Théâtre

On liquide – à propos de Nous pour un moment d’Arne Lygre mis en scène par Stéphane Braunschweig

Critique

Avec Nous pour un moment, c’est la quatrième fois que le metteur en scène Stéphane Braunschweig adapte l’auteur norvégien contemporain Arne Lygre. Et c’est le sentiment d’un isomorphisme absolu qui lie les deux artistes, tant la scénographie – superbe et saisissante, perdurant pour longtemps dans nos esprits – traduit sobrement la liquéfaction – du décor, du lien social, du tout – qui semble menacer sous nos pieds. Et ceux des remarquables comédiens.

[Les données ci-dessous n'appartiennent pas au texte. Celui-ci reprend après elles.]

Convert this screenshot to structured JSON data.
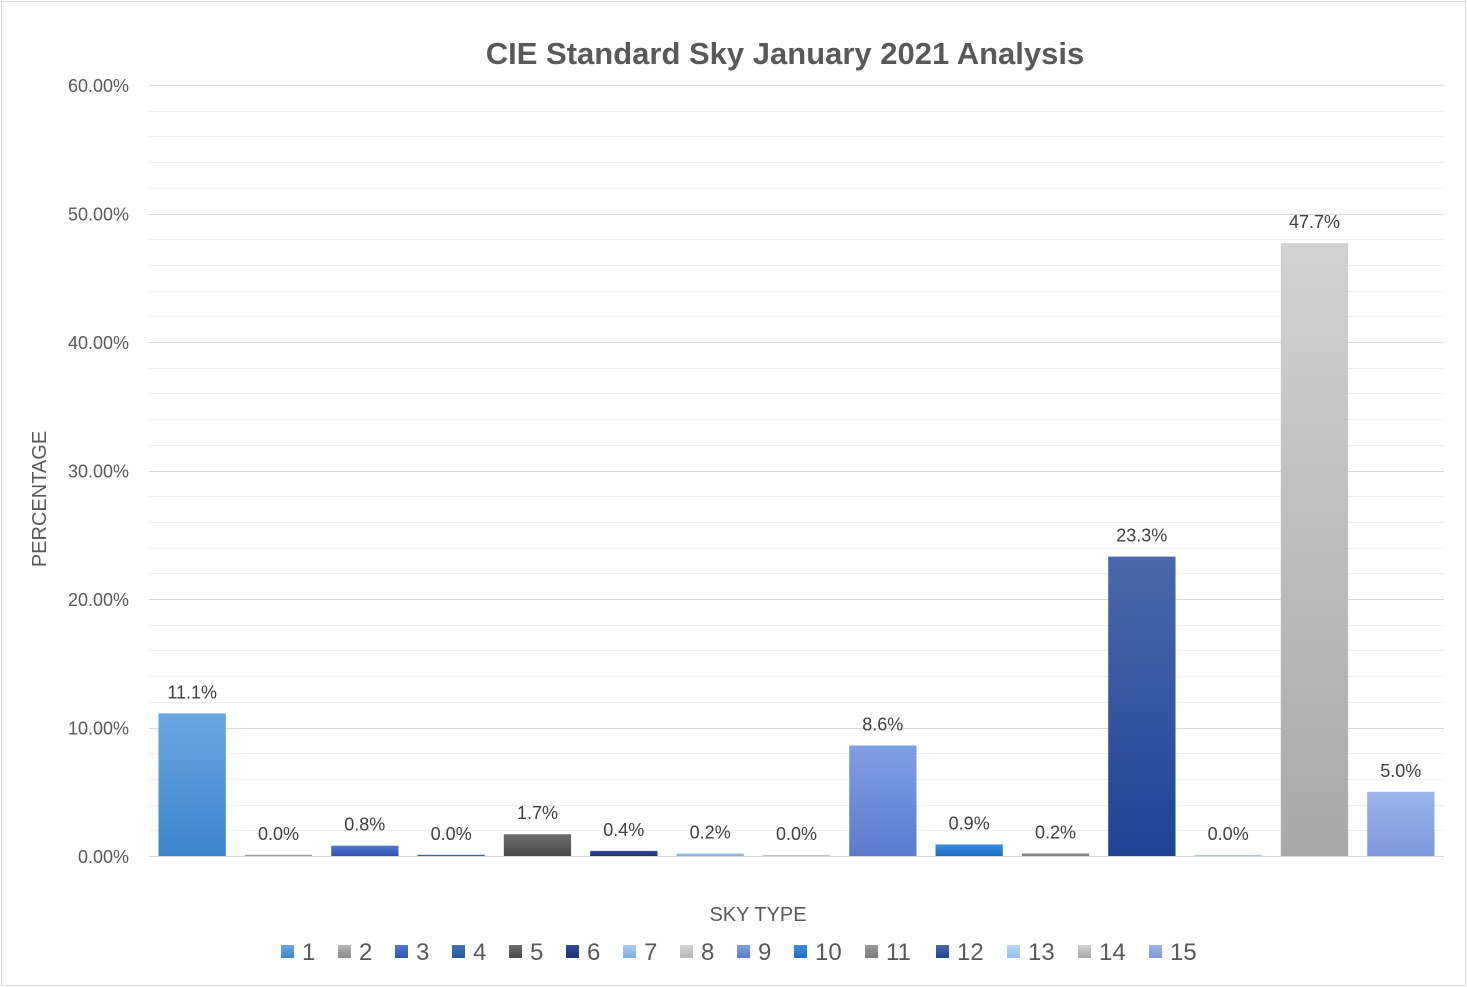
{
  "chart_data": {
    "type": "bar",
    "title": "CIE Standard Sky January 2021 Analysis",
    "xlabel": "SKY TYPE",
    "ylabel": "PERCENTAGE",
    "ylim": [
      0,
      60
    ],
    "yticks": [
      "0.00%",
      "10.00%",
      "20.00%",
      "30.00%",
      "40.00%",
      "50.00%",
      "60.00%"
    ],
    "grid": true,
    "minor_grid": true,
    "legend_position": "bottom",
    "categories": [
      "1",
      "2",
      "3",
      "4",
      "5",
      "6",
      "7",
      "8",
      "9",
      "10",
      "11",
      "12",
      "13",
      "14",
      "15"
    ],
    "values": [
      11.1,
      0.0,
      0.8,
      0.0,
      1.7,
      0.4,
      0.2,
      0.0,
      8.6,
      0.9,
      0.2,
      23.3,
      0.0,
      47.7,
      5.0
    ],
    "data_labels": [
      "11.1%",
      "0.0%",
      "0.8%",
      "0.0%",
      "1.7%",
      "0.4%",
      "0.2%",
      "0.0%",
      "8.6%",
      "0.9%",
      "0.2%",
      "23.3%",
      "0.0%",
      "47.7%",
      "5.0%"
    ],
    "colors": [
      [
        "#6aa6e0",
        "#3c85cc"
      ],
      [
        "#b4b4b4",
        "#8c8c8c"
      ],
      [
        "#5078d0",
        "#2e54b0"
      ],
      [
        "#3d74b8",
        "#245a9a"
      ],
      [
        "#6e6e6e",
        "#4a4a4a"
      ],
      [
        "#2e4a98",
        "#1c3374"
      ],
      [
        "#a6cdf0",
        "#7ab0e4"
      ],
      [
        "#d4d4d4",
        "#b6b6b6"
      ],
      [
        "#7f9ee4",
        "#5a7ccc"
      ],
      [
        "#3a8ee0",
        "#1d6ec4"
      ],
      [
        "#9a9a9a",
        "#7a7a7a"
      ],
      [
        "#4c68ac",
        "#1f4494"
      ],
      [
        "#b9d8f4",
        "#95c2ec"
      ],
      [
        "#d2d2d2",
        "#a8a8a8"
      ],
      [
        "#9db4ea",
        "#7d98dc"
      ]
    ]
  }
}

Nul doute que les œuvres se parlent : « ou plutôt » – comme le répètent les personnages de Arne Lygre, qui ne cessent de reprendre leurs paroles, de préciser leurs mots – nous évoluons entre leurs échos : ceux que nous faisons tinter d’une œuvre à une autre, tissant entre elles des liens subjectifs et improbables, à la manière d’un cadavre exquis infini, fait de sutures accidentelles, de correspondances arbitraires, et de l’envie de voir les œuvres se prolonger les unes dans les autres. Parce qu’on a manqué « Nous pour un moment » un premier soir, en ces temps de mouvement social et de transports perturbés, désemparé comme après un avion raté, on s’est rabattu sur une séance de cinéma : c’est ainsi qu’on a découvert le film Kanal : ils aimaient la vie, réalisé par Andrzej Wajda en 1957, qui reçut la même année, le prix du Jury du Festival de Cannes.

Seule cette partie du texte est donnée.